Ce soir-là, alors que Sarah embrassait les garçons et prenait sa veste, j’ai pris une décision qui allait tout changer.
« Je vais me promener », a-t-elle annoncé. « Je reviens tout à l’heure. »
J’ai attendu exactement dix minutes. Puis j’ai pris mes clés et je l’ai suivie.
Partie 2 : La poursuite
L’air automnal était vif tandis que je traversais lentement notre quartier, scrutant les trottoirs à la recherche de la silhouette familière de Sarah. Elle n’était pas difficile à repérer : elle portait sa veste rouge vif, celle que je lui avais offerte pour Noël deux ans plus tôt.
Elle marchait avec détermination, pas avec la démarche tranquille de quelqu’un qui cherche à se détendre. Son pas était rapide et déterminé. Elle a consulté son téléphone à plusieurs reprises, et à un moment, elle s’est même mise à courir légèrement, comme si elle était en retard pour quelque chose.
Mes mains ont serré le volant plus fort. En retard pour quoi ? Pour qui ?

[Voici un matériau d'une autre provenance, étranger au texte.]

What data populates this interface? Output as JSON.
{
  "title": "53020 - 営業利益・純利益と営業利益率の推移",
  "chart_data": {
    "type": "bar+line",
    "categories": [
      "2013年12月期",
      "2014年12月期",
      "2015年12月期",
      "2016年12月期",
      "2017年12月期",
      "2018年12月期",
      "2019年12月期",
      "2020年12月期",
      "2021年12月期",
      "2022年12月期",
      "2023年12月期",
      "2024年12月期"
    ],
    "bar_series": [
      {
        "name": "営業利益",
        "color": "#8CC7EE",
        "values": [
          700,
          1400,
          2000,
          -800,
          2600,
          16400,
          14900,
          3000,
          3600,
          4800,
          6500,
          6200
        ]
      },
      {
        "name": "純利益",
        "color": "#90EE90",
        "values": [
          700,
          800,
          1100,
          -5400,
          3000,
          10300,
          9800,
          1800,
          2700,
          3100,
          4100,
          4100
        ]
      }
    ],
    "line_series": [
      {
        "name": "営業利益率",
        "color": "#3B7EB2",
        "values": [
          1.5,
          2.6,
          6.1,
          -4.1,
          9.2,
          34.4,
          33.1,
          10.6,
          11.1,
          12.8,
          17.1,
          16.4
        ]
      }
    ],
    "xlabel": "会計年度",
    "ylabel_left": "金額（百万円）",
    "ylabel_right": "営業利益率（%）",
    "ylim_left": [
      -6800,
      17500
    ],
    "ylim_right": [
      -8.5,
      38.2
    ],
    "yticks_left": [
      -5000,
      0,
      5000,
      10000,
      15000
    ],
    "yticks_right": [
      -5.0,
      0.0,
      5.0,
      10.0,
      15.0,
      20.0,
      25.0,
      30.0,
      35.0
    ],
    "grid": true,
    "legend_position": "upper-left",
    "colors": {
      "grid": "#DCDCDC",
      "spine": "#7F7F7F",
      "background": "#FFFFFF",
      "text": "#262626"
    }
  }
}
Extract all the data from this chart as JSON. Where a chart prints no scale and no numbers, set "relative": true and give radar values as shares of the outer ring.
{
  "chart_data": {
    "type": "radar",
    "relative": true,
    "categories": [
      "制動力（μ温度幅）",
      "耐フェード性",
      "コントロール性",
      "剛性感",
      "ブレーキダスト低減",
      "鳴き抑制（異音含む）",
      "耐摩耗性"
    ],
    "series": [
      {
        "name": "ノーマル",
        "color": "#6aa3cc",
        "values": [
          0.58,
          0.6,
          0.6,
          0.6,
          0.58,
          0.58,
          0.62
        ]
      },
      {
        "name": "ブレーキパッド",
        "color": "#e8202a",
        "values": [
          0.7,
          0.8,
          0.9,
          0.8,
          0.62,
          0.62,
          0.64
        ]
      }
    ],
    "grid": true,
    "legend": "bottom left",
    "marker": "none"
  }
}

Sarah a tourné à gauche sur Maple Street, puis à droite sur une route que je ne l’avais jamais vue emprunter auparavant. Nous nous dirigions vers la vieille ville, où les maisons étaient plus petites et plus rapprochées, et beaucoup montraient des signes de délabrement et de difficultés financières.
Je me suis garé à environ un pâté de maisons et j’ai continué à suivre à pied, en restant suffisamment loin pour ne pas être vu. Mon cœur battait si fort que je l’entendais dans mes oreilles. Une partie de moi avait envie de faire demi-tour, de rentrer chez moi et de faire semblant.